Income from Immovable Property

(1) Income from immovable property (including income from agriculture or forestry operations) may be taxed in the Contracting State in which such property is situated, under conditions provided by the law of that State.

(2) For the purposes of the Convention, the term "immovable property" shall have the meaning which it has under the law of the Contracting State in which the property in question is situated.
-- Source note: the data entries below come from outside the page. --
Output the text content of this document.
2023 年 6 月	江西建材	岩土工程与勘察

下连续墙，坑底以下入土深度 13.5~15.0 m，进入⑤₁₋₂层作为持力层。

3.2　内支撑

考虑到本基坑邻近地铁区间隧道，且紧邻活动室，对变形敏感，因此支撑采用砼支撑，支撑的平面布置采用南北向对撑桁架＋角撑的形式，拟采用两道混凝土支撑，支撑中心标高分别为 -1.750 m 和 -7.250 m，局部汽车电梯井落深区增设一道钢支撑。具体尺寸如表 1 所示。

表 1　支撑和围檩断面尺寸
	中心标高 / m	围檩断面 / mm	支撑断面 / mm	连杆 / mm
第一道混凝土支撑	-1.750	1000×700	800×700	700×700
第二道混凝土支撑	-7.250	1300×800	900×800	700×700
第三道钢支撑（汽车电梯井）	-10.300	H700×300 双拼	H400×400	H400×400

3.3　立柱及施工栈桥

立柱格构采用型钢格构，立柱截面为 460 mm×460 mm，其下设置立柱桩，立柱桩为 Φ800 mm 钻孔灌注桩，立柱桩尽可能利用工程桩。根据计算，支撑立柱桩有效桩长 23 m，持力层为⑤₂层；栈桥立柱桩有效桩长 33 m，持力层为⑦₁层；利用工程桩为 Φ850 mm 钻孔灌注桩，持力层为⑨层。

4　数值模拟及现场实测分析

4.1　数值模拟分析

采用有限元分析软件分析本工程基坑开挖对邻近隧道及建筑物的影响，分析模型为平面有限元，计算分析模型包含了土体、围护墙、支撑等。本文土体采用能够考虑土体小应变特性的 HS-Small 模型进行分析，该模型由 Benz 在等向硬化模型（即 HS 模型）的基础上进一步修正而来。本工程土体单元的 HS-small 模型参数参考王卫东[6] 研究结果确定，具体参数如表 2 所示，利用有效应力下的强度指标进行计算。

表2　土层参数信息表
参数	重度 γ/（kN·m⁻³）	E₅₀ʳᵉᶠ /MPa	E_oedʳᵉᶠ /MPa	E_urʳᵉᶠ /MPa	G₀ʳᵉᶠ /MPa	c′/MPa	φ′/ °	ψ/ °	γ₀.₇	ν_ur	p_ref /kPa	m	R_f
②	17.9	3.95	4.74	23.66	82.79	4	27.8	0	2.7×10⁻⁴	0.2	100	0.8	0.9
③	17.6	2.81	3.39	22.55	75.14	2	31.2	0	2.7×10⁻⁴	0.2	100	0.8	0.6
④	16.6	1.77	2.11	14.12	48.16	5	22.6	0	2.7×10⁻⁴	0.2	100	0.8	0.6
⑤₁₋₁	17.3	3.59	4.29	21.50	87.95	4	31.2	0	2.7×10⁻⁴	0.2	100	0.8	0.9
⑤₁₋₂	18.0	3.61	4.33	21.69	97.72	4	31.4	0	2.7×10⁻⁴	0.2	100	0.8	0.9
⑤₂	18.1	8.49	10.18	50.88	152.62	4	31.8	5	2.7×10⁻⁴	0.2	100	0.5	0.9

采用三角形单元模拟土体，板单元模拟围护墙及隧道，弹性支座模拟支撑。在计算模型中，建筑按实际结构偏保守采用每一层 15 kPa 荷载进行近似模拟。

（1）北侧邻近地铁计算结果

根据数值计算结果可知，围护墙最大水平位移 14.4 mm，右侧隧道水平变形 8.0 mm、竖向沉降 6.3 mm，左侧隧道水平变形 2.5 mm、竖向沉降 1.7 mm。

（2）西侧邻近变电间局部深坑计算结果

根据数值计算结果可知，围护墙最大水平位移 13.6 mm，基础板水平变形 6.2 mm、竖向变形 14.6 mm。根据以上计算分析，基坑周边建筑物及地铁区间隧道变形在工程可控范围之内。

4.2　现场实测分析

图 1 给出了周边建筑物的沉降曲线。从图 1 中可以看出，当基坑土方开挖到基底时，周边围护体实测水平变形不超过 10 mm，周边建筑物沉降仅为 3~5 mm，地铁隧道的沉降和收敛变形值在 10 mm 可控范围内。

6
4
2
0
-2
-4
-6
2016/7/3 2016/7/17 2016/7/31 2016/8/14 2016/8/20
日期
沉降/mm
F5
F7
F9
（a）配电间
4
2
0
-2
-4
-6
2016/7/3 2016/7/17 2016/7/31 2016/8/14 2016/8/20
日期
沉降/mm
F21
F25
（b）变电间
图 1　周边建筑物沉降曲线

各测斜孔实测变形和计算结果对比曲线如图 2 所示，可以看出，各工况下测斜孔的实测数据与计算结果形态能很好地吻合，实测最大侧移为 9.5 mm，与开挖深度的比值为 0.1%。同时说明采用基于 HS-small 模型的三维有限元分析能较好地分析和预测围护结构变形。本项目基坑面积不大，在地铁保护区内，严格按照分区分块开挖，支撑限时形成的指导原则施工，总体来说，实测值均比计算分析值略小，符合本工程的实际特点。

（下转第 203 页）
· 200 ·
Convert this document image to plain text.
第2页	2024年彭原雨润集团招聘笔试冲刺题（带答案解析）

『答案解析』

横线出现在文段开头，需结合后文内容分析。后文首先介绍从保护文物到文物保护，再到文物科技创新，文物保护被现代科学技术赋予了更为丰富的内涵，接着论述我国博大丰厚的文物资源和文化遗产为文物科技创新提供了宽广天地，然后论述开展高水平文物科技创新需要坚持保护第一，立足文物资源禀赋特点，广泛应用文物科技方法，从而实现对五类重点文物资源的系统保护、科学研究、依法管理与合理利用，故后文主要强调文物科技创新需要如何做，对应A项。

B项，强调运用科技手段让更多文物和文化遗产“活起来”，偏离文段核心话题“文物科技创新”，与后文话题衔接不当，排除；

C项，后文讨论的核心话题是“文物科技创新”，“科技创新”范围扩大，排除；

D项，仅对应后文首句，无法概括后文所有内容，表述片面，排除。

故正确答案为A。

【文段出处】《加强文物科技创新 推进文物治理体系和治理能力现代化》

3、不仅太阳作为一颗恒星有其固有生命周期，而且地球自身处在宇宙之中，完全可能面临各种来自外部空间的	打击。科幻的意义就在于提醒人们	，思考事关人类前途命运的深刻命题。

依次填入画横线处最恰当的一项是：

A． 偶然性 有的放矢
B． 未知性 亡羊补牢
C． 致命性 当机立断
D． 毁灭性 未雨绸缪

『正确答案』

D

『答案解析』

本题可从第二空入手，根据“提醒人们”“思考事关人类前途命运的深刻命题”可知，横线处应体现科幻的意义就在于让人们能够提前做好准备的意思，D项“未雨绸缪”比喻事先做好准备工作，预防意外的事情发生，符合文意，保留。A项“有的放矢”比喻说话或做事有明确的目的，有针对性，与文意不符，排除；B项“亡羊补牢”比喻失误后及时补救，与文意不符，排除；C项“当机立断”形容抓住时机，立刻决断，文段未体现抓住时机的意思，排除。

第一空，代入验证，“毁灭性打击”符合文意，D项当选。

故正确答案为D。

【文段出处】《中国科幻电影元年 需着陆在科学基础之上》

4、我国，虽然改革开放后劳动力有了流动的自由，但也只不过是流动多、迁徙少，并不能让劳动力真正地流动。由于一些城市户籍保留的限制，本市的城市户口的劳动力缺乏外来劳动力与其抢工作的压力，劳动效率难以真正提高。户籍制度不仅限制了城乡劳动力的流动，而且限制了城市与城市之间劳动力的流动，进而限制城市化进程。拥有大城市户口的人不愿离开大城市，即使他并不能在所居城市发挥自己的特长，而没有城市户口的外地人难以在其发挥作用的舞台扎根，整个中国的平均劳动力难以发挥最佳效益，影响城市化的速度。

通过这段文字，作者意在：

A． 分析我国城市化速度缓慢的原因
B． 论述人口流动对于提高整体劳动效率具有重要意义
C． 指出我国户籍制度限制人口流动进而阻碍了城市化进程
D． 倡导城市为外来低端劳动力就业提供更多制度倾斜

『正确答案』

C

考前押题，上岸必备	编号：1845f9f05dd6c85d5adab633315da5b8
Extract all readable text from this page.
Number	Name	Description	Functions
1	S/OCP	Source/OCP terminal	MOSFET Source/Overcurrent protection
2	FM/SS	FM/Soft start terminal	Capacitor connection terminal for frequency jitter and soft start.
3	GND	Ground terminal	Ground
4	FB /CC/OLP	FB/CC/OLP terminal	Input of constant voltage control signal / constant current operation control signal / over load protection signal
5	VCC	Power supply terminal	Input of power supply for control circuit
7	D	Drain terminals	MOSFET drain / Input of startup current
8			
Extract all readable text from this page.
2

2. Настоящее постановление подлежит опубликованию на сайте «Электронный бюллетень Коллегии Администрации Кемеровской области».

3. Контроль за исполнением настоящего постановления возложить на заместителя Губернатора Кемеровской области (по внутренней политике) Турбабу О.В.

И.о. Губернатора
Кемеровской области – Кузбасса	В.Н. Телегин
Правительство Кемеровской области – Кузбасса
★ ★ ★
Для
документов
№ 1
The term shall in any case include property accessory to immovable property, livestock and equipment used in agricultural and forestry operations, rights to which the provisions of general law respecting landed property apply, usufruct of immovable property and rights to variable or fixed payments as consideration for the working of, or the right to work at sites of mineral deposits, sources and other natural resources; ships, boats, and aircraft shall not be regarded as immovable property.

(3) The provisions of paragraph (1) of this Article shall apply to income derived from the direct use, letting, leasing or use in any other form of immovable property.

(4) The provisions of paragraphs (1) and (3) of this Article shall also apply to the income from immovable property of an enterprise and to income from immovable property used for the performance of independent personal services.

(5) Where the ownership or shares, stocks or other rights in a company, trust or in another similar institution grants the owner the right of enjoyment with respect to immovable property situated in a Contracting State and which is held by that company trust or another similar institution, any income derived by the owner from the direct use, letting or use in any other form of his or her right of enjoyment shall be taxable in that State, the provisions of Articles 7 and 13 notwithstanding.